One of Connecticut’s distinguished judges, Joseph Steinberg, started a program in the Middletown, CT courthouse to try to settle cases involving custody and visitation disputes that were headed for trial. He recruited mediation-friendly attorneys and psychologists to offer their services for a full day, designated as the “pre-trial” to see if these cases might settle.
I had known Judge Steinberg for years, because he happened to be a member of my family’s synagogue; but, before he became a judge, he also was the only attorney I knew who regularly attended the same training workshops in family therapy that I attended. He really cared deeply about helping families get healthier, and he inspired many of us in both the mental health and legal professions to use whatever skills and techniques we had to help disputants find common ground.
Before being drafted to be one of Judge Steinberg’s mediators, I guess I vaguely knew what mediation was, but, after doing a few cases, I knew that I needed to learn a lot more, and I started asking about where to get training. I found my way to Carl Schneider and other mentors, and, the rest is history.
4. What do you hope to accomplish as a Board Member of APFM?
I am impressed with the APFM’s mission to forge a new professional identity for family mediators, despite their varying professions of origin. The field of family mediation is different from family law, family therapy, or civil mediation, yet draws its strength from the wisdom of those fields and the synergy of professionals working together. I know from experience here in Connecticut that to make an organization with a good mission work, volunteers need to be willing to invest their time. I’m stretched, like everyone else, but willing. My particular passion is to offer the highest quality training available to our members, and I am honored to serve as the incoming co-chair (with Hilary Linton) of APFM’s training committee.
5. Where do you see the field of Family Mediation going?
For those of us who do mediation, it is tempting to believe that this method of resolving disputes is so obviously superior to litigation that it is destined to replace it. That’s probably unrealistic, but there are hopeful signs. APFM’s commitment to develop certification standards for family mediators is particularly important. I worry about how easy it is for anybody, with or without training, to declare himself/herself a mediator in states such as mine, with no certification or licensing.

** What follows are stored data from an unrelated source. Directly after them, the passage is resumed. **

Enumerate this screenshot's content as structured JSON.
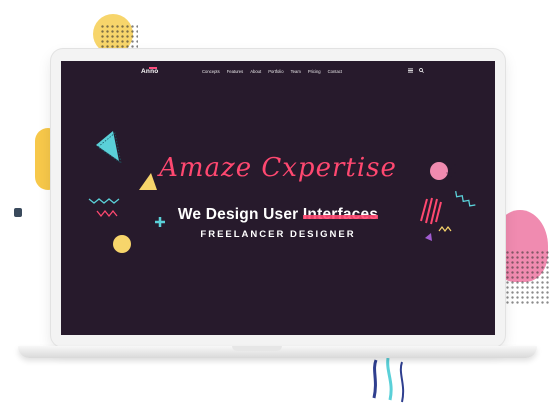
{
  "nav": {
    "logo": "Anno",
    "items": [
      "Concepts",
      "Features",
      "About",
      "Portfolio",
      "Team",
      "Pricing",
      "Contact"
    ],
    "icons": [
      "menu-icon",
      "search-icon"
    ]
  },
  "hero": {
    "script_title": "Amaze Cxpertise",
    "headline_prefix": "We Design User ",
    "headline_highlight": "Interfaces",
    "subheadline": "FREELANCER DESIGNER"
  },
  "colors": {
    "screen_bg": "#271a2c",
    "accent_pink": "#ff4870",
    "teal": "#5ad0d8",
    "yellow": "#f7d56b",
    "magenta": "#f08bb0"
  }
}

However, I am also worried about poorly crafted mediation certification laws that could unreasonably restrict the practice of mediation. Here in Connecticut we have resisted the temptation to introduce mediator certification legislation for fear the legislative process might amend our proposal and make things worse. I think it’s high time our professional association created its own process for certification and, perhaps, model legislation for statewide associations to adapt and promote locally.
6. What do you like to do when you are not mediating?
I have been very happily married to the same wonderful woman (Carla Horwitz) for 43 years, and though we are both overworked professionals (she teaches child development classes at Yale and directs Yale’s Calvin Hill Day Care Center) we do a lot of fun things together, including traveling all over the world, as much as we can. We have a deep interest in archeology and a strong preference for sunny weather, nice beaches, and good food, so we’ve spent a lot of time in Italy, Greece, Turkey, and Croatia, as well as in France, Spain, Portugal, Mexico, Peru, Israel, Morocco, and Egypt, to name just a few. We also live in a city and region filled with music, art, and theatre, and we enjoy these immensely. We have two great daughters, now in their 30s, married and living ten minutes away from each other in Boston, and we have one adorable grandson, now 3, and another on the way.